There have been two articles about IICA on WIRED.com these last two days. The anti-IICA feelings are really going mainstream at this point. It would be difficult to find a techie net-head or even a regular old news junkie who hasn't heard about it.
The first,
Copyright Bill Needs Big Changes, basically states what we at the Induce Act blog (and other anti-IICA activists) have been saying all along - that IICA is a killer for innovation in the tech industry. The article mentions the newly proposed "
Don't Induce Act."
The Consumer Electronics Association, the American Library Association, Public Knowledge and DigitalConsumer.org, along with other technology and consumer groups, recommend amending the legislation so "only someone who distributes a commercial computer program that is 'specifically designed' for wide-scale piracy on digital networks could be held liable for copyright violations," according to a press release.
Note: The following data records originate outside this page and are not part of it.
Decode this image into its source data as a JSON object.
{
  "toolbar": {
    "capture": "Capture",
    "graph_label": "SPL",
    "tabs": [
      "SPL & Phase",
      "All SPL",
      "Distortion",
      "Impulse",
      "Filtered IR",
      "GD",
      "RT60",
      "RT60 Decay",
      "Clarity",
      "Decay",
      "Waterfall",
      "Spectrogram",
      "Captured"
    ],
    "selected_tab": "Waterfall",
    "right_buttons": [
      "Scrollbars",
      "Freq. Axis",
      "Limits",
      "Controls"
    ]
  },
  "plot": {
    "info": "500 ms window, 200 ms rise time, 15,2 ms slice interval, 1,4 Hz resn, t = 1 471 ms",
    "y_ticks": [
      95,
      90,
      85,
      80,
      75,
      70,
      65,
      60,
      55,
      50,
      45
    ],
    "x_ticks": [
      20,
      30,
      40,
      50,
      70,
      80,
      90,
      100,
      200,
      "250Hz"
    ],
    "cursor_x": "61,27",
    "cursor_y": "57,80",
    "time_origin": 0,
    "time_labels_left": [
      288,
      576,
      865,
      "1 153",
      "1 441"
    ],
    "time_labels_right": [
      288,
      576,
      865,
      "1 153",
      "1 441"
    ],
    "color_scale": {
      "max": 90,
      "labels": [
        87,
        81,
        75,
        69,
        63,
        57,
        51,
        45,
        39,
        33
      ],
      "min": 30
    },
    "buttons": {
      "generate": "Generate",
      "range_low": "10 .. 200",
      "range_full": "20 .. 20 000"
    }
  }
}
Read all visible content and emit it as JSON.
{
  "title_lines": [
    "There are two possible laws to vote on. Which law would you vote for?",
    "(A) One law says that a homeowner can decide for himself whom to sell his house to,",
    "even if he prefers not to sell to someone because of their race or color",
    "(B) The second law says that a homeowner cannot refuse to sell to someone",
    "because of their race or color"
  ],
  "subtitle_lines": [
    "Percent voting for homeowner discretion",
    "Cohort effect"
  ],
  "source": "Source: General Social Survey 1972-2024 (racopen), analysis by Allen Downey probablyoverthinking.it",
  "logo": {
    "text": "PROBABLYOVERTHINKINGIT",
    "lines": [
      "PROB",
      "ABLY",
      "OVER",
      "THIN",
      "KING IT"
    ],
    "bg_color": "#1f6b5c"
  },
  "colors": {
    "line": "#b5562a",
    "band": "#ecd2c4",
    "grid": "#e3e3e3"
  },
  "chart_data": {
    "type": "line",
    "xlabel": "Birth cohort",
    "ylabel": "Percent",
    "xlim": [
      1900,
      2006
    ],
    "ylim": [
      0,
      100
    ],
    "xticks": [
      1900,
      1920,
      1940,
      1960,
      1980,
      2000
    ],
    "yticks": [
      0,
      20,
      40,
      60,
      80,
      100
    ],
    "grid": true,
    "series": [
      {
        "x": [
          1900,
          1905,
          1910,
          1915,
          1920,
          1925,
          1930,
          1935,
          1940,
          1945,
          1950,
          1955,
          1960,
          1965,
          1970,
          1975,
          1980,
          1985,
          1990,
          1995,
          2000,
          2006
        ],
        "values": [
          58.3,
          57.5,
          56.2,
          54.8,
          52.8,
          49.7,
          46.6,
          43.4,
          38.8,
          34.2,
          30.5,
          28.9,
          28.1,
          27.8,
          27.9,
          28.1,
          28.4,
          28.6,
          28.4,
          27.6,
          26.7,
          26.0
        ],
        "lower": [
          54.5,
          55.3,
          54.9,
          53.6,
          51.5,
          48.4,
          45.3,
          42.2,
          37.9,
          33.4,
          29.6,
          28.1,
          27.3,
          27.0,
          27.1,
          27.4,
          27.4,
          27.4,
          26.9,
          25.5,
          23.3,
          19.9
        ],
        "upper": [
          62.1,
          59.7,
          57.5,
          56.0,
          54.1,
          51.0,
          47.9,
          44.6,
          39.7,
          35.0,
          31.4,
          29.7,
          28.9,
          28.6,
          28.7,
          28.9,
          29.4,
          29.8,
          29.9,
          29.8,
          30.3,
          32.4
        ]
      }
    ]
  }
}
ISPs, venture capitalists, credit card companies, banks, advertising agencies, IT help desks and librarians would be exempt from liability. The proposed alternative would also codify the 1984 Supreme Court Sony Betamax decision, which found that products capable of substantial non-infringing uses, such as home video recorders, are legal.
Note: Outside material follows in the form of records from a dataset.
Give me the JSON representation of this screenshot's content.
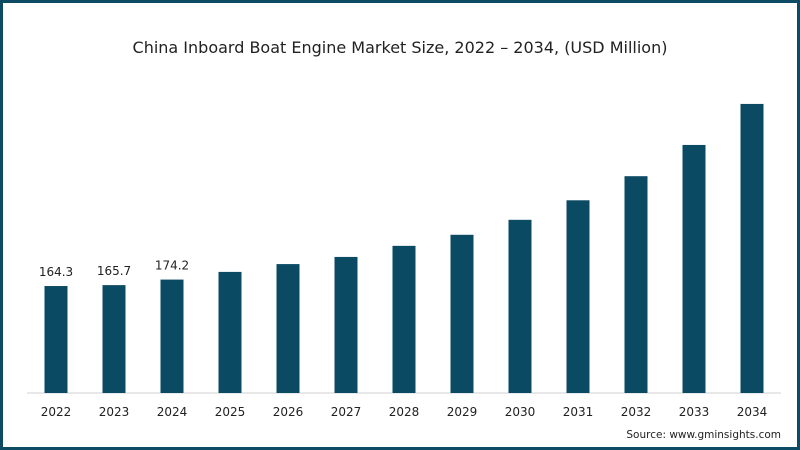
{
  "chart_data": {
    "type": "bar",
    "title": "China Inboard Boat Engine Market Size, 2022 – 2034, (USD Million)",
    "categories": [
      "2022",
      "2023",
      "2024",
      "2025",
      "2026",
      "2027",
      "2028",
      "2029",
      "2030",
      "2031",
      "2032",
      "2033",
      "2034"
    ],
    "values": [
      164.3,
      165.7,
      174.2,
      186,
      198,
      209,
      226,
      243,
      266,
      296,
      333,
      381,
      444
    ],
    "data_labels": [
      "164.3",
      "165.7",
      "174.2",
      "",
      "",
      "",
      "",
      "",
      "",
      "",
      "",
      "",
      ""
    ],
    "xlabel": "",
    "ylabel": "",
    "ylim": [
      0,
      470
    ],
    "grid": false,
    "bar_color": "#0b4a63",
    "source": "Source: www.gminsights.com"
  }
}
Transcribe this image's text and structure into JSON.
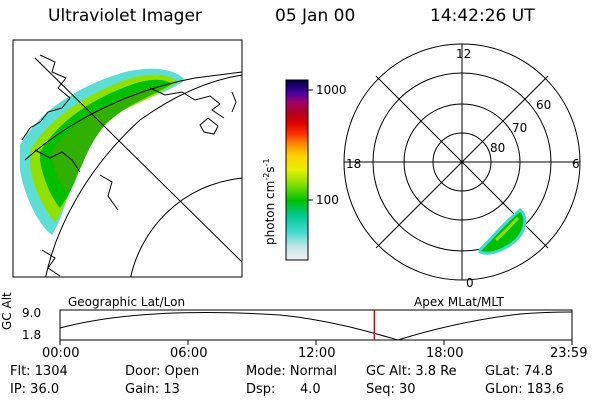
{
  "header": {
    "title": "Ultraviolet Imager",
    "date": "05 Jan 00",
    "time": "14:42:26 UT"
  },
  "colorbar": {
    "unit_text": "photon cm",
    "unit_sup1": "-2",
    "unit_s": "s",
    "unit_sup2": "-1",
    "ticks": [
      "1000",
      "100"
    ]
  },
  "polar_plot": {
    "mlt_labels": {
      "top": "12",
      "left": "18",
      "right": "6",
      "bottom": "0"
    },
    "lat_labels": [
      "60",
      "70",
      "80"
    ]
  },
  "map_labels": {
    "left": "Geographic Lat/Lon",
    "right": "Apex  MLat/MLT"
  },
  "timeline": {
    "ylabel": "GC Alt",
    "yticks": [
      "9.0",
      "1.8"
    ],
    "xticks": [
      "00:00",
      "06:00",
      "12:00",
      "18:00",
      "23:59"
    ],
    "current_fraction": 0.614
  },
  "status": {
    "flt": "Flt: 1304",
    "ip": "IP: 36.0",
    "door": "Door: Open",
    "gain": "Gain: 13",
    "mode": "Mode: Normal",
    "dsp_label": "Dsp:",
    "dsp_value": "4.0",
    "gcalt": "GC Alt: 3.8 Re",
    "seq": "Seq: 30",
    "glat": "GLat:  74.8",
    "glon": "GLon: 183.6"
  },
  "colors": {
    "aurora_high": "#00c000",
    "aurora_mid": "#90e000",
    "aurora_low": "#40d8d0",
    "cursor": "#e00000"
  }
}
Even Librarians are against IICA:
"We, along with a number of other consumer groups, are very concerned about Senate bill 2560, which we feel will quash innovation and creativity and the fair use of these technologies," said Emily Sheketoff, executive director of the Washington, D.C., office of the American Library Association. "The answer to protecting copyright is not to stop developing new technologies. The answer is to educate people on how to use these technologies properly and encourage people to use these technologies properly." "There are many legal, legitimate file-sharing activities," Sheketoff said.
The other WIRED article is titled
Induce Act Draws Support, Venom.
Put forth by Sens. Orrin Hatch (R-Utah) and Patrick Leahy (D-Vermont), the bill has been ridiculed by techies as so poorly written that it could unintentionally ban an infinite range of everyday tools - iPods, DVD burners, even paper and pencil.
The article notes that time is running out for us to deal with IICA in a reasonable manner. If this congressional session nears it's end without a new version of IICA that everyone can deal with the original version could be passed.
With the present congressional session due to end in October, time for debate is running out. The coming two weeks may be the last chance for both proponents and opponents of the bill to make their voices heard.
In an apparent reaction to widespread criticism of the current draft of the bill, Hatch solicited help in drawing up alternative language. A number of groups have responded: One coalition proposed a counterpoint "Don't Induce Act," and a wide array of technology and free-speech advocates have developed others.
Entertainment industry organizations that back the bill in its present form, including the Recording Industry Association of America and the Motion Picture Association of America, have not submitted alternate proposals. "There's no way this is passing in its current form -- it can't go anywhere if you have everyone but content industries against it," said Public Knowledge President Gigi Sohn, whose group was among those that released alternatives to Induce this week.
"Don't punish technology," said Sohn. "If the intent is to get at bad actors who know their tools are used for copyright infringement and promote it for that purpose, with that as their business model -- the act must be written accordingly."
The article also notes that Marybeth Peters has been put in charge of collecting input the new version of IICA. But of course there is the problem that she fully supports the original version and thinks the
Betamax doctrine (what allows us to have VCRs) should be overturned - all of which she stated during
her testimony during the IICA hearing. That's not good.
During Senate hearings over the Induce Act in July, the U.S. Register of Copyrights Marybeth Peters -- an Induce supporter -- said she believed new legislation should modernize the precedent set in a 1984 Supreme Court decision addressing the legality of the Sony Betamax. The court ruling, which protected technologies "capable of non-infringing uses," should be "replaced by a more flexible rule that is more meaningful in the technological age," Peters said.
We need to keep the pressure on and keep talking about IICA's many problems. Shout it from you roof top, barstool, or fire escape!
This article ends with a great quote by Fred von Lohman that deserves its own post, see above.